Both problems are undergoing active research. They are indeed orthogonal (albeit one can somehow reduce the severity of another and vice versa), but with a finite resource and time you sometimes have to choose.
It seems to me that, despite all the flexibility people demand, they only really want (and use) exactly three integer data-types in a language:
1. machine bit-string of size 8(2^n) bits (e.g. b/w/d/q fields) with no concept of being a signed/unsigned integer, but where you can apply both signed and unsigned integer operations to it in an optimized manner. Such code will be shimmed with sets of clever shifting ops if the target architecture doesn't actually have a storage type of that width, but you have to be explicit about what you'll allow (e.g. if an integer is of type "d|2w", then it will compile fine on a 16-bit architecture (and operate using shimmed ops), but fail to compile on an 8-bit architecture.

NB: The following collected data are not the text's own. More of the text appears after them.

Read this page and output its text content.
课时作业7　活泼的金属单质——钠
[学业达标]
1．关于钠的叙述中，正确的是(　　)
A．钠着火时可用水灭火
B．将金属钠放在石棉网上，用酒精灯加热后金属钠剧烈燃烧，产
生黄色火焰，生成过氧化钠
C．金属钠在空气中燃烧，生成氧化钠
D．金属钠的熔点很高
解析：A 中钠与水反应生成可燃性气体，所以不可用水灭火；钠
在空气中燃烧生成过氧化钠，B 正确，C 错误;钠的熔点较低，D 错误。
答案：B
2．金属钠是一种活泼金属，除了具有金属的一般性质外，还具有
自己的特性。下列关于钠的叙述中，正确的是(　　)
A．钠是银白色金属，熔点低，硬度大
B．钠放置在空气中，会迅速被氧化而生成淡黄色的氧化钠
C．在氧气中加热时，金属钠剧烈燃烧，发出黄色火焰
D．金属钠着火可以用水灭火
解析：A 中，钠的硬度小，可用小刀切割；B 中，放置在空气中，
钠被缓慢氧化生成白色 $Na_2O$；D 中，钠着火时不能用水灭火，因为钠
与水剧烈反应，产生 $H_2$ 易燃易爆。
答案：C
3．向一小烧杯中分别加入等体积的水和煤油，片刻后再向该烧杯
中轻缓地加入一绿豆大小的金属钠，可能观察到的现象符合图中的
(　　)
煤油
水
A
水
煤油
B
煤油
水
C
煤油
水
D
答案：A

2. unsigned integer of fixed exactly-specified bitsize, which exactly matches the semantics of a having a value on a modular-arithmetic ring. You go up, it wraps around at 2^bitsize; you go down, it wraps back. This stays true even if the code is compiled on an architecture where the exactly-specified bitsize isn't a clean processor storage-width: a 27-bit ring on a 32-bit processor is A-OK, and shims will be inserted to enforce the semantics. Shims will also be inserted if you're targeting an ISA that doesn't have an integer type with wrapping semantics (e.g. the JVM.)
3. signed arbitrary-precision integer (i.e. optimal-machine-word-size-minus-a-tag-bit with bignum promotion checks). The optimizer might convert one of these to something of type #1 if it can be very, very sure of the value range you're operating within.
#1 is for doing pointer math in unsafe regions; #2 is for implementing cryptographic primitives; #3 is for everyone else.
(There's also a variant on #1—let's call it #1A—which is a fixed-size array of #1s you can repeat signed/unsigned integer transformations over, where this will generate optimized SIMD code. This would be the "buffer" type for wire protocol packing/unpacking, and also the backing store for non-sparse matrix ADTs, bloom filters, etc.)
The only place integer overflow raising an exception would make sense, to me, are if you want some sort of hybrid type between #1 and #3: a value that pretends to be arbitrary-precision, but in fact only has a constant-size bitstring to operate within. I could see the use of this in something like Cap'n Proto, where you're keeping wire-encoded integer bitstrings (#1s from a #1A) around and pretending they're fully-functional integers (#3) for the sake of zero-copy—but do you really gain that much by not letting a data structure be recreated resized on the stack, if you're not also throwing down optimizations like intrusive lists in fixed arenas?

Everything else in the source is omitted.